I expected both versions of the function to compile to the exact same code.
What did you see instead?
Instead, the looping part of the function is different, resulting in differences in performance:
"Range" version:
movblzx (CX)(DX*1), SI
incq DX
addl SI, BX
Index version:
leaq 1(DX), SI
movblzx (CX)(DX*1), DI
addl DI, BX
movq SI, DX
Comment From: mundaym
What is the performance difference?
Comment From: mariecurried
Using the following benchmark (https://play.golang.org/p/rCxWqmQXvq5), I get these numbers:
BenchmarkSumRange-8 3000 437643 ns/op
BenchmarkSumIndex-8 3000 482681 ns/op
So, using an explicit index seems to be slower than using "range".

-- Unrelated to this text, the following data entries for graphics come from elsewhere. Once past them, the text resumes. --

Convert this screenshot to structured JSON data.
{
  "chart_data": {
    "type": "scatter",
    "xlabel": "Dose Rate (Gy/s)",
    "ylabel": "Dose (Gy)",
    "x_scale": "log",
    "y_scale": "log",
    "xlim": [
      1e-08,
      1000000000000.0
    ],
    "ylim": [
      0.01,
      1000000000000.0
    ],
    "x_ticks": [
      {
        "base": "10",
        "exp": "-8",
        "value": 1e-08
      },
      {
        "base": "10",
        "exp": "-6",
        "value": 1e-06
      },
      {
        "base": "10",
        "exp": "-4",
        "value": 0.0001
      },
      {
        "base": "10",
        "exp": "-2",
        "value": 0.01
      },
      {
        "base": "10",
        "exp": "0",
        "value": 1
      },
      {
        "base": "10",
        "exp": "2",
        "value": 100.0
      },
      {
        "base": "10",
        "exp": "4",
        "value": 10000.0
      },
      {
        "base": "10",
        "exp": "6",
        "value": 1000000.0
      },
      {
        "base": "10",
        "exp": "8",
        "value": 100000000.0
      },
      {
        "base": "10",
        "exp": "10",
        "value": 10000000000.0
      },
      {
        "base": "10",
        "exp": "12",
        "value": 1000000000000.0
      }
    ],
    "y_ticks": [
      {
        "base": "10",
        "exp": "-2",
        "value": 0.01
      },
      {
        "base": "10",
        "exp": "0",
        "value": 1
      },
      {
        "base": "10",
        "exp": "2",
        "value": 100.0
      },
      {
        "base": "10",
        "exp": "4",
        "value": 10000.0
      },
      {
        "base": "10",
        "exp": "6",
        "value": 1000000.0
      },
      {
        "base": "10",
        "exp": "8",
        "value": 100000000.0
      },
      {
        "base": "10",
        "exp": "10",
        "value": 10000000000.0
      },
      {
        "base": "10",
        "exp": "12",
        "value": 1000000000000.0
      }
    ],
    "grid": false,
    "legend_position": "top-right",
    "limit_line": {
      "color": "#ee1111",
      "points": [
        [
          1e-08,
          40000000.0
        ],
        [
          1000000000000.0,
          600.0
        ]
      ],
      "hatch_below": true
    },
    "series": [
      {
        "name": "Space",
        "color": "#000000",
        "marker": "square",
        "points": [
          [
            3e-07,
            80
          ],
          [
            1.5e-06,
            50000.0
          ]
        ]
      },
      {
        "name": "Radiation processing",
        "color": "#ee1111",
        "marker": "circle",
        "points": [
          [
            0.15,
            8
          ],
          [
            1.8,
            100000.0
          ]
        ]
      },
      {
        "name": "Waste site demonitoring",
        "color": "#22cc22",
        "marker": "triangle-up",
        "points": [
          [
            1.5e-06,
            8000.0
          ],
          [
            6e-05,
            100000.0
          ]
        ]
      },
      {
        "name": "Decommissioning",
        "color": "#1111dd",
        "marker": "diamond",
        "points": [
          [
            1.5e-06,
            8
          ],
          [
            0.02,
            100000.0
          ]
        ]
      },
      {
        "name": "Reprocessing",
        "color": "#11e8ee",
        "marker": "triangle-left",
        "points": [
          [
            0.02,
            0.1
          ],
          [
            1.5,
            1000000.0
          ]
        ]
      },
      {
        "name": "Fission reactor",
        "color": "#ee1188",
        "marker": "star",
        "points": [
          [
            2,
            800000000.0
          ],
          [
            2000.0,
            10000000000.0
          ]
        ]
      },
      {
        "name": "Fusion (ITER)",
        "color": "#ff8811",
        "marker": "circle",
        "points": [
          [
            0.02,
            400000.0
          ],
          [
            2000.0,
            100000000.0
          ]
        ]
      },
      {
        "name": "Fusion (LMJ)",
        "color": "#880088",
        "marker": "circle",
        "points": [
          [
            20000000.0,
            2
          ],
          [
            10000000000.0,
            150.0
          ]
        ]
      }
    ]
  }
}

Comment From: mariecurried
Something I noticed is that, if I write "sumRange" as follows, the difference disappears:
func sumRange(slc []byte) byte {
res := byte(0)
for i := range slc {
res += slc[i]
}
return res
}
Comment From: bradfitz
/cc @randall77 @josharian @cherrymui
Comment From: randall77
This appears to occur because of choices in the scheduler.
The inner loop in sumRange
schedules like this:
v19 (5) = MOVBloadidx1 <byte> v26 v10 v1 (v[byte])
v24 (+5) = ADDQconst <int> [1] v10
v21 (+6) = ADDL <byte> v30 v19 (res[byte])
The inner loop in sumIndex
schedules like this:
v27 (+13) = ADDQconst <int> [1] v11 (i[int])
v23 (+14) = MOVBloadidx1 <byte> v18 v11 v1
v24 (14) = ADDL <byte> v33 v23 (res[byte])
The schedule in sumIndex
is a problem because the ADDQconst
can't overwrite its argument, as the argument is not dead yet. So it has to target a different register and then get copied back.
This has been an issue for a while. I noted it in 2016: https://github.com/golang/go/issues/16122#issuecomment-227325317
Perhaps just a tweak to the scheduler is needed.
I'm unclear as to why the scheduler makes different choices here. Might just be how the values happened to be ordered on entry to the scheduler.
Comment From: mariecurried
No longer reproduces. Fixed in Go 1.21